Forecasts for the Transnistrian economy
Nothing seems to indicate that the economy of Transnistria can become independent or efficient. For the time being, the region’s government is showing none of the political will necessary to make any legislative changes. Such changes would have facilitated the operation of small- and medium-sized businesses, without the development of which any normalisation of economic relations in the region is impossible. Furthermore, despite invitations from Chisinau, for political reasons the Transnistrian government does not wish to participate in the currently very advanced Moldova-EU talks on signing an Association Agreement (AA) and a Deep and Comprehensive Free Trade Area (DCFTA) agreement, which is an integral part of the AA. The government in Tiraspol’s behaviour is due to political pressure from Russia, which by preventing Transnistria from joining the free trade agreement with the EU also makes it difficult for right-bank Moldova to integrate politically and economically with the European Community.
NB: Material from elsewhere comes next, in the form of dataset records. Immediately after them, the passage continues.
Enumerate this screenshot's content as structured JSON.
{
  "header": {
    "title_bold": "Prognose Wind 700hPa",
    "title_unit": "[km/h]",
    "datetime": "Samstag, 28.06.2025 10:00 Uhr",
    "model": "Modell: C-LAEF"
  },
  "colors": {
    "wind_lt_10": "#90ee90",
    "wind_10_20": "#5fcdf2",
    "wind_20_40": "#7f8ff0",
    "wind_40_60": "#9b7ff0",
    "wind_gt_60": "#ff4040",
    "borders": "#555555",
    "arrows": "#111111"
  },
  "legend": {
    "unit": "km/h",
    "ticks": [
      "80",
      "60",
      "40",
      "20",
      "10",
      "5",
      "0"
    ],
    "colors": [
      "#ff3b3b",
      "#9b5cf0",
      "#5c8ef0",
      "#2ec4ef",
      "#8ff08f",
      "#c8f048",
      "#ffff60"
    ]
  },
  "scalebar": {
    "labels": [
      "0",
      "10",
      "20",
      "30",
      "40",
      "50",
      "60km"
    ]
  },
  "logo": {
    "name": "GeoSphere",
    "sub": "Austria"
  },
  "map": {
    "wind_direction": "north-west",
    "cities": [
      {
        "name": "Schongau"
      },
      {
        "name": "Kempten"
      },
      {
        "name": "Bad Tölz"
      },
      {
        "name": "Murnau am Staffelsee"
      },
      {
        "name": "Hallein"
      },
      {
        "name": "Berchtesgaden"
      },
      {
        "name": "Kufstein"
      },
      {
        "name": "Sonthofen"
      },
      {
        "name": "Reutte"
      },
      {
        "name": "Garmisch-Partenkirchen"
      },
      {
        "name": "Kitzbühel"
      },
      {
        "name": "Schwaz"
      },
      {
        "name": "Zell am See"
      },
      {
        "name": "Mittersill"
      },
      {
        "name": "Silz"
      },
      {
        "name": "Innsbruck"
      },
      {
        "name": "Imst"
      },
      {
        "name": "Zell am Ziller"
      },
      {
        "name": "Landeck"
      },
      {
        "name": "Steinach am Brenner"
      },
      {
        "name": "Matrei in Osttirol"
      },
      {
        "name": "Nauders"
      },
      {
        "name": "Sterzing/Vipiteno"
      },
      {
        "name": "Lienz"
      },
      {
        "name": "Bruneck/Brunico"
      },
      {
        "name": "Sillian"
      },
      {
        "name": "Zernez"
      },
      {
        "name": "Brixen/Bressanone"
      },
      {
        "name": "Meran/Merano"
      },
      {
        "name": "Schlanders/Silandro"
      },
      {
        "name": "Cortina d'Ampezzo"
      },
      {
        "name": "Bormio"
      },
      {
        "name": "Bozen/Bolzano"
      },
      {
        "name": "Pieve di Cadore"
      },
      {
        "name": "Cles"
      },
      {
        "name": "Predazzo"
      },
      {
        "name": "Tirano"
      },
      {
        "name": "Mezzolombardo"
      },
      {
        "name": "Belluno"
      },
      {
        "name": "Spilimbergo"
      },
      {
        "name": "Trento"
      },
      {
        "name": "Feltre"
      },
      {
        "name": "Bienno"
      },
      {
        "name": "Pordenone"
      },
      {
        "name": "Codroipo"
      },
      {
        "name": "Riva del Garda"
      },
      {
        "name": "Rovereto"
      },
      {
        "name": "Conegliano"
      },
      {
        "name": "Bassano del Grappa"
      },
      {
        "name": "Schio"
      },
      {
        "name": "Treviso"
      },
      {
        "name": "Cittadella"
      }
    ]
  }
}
This also curbs opportunities for local businesses to develop. Although the political and business lobby which own the large industrial plants favour the development of multilateral foreign trade co-operation (they would very likely also support Transnistria being covered by the DCFTA), they are at the same time among the fiercest opponents of any possible reform of this para-state’s economic system. If such changes were introduced, they would be forced to operate in an economic system based on free-market principles, with no subsidies, cheap raw materials and legal privileges. Despite their openness to co-operation with Western partners, this lobby also opposes any possible reintegration of Transnistria with right-bank Moldova. If this happened, the results of the privatisations carried out in the breakaway republic could be revised, and they could be deprived of the property they have acquired in Transnistria.
The economic model operating in Transnistria is inefficient and can survive only thanks to support from Russia. We may expect Moscow to continue backing the region financially as long as it sees this as politically convenient. It is very unlikely that such assistance could be withheld in the immediate future. To many residents of right-bank Moldova, the Transnistrian economic model may seem attractive, given the low energy and gas prices and the complex welfare system. From the Russian point of view, this makes Transnistria a kind of propaganda bait, intended to show Moldovans the benefits of co-operation and closer integration with Russia.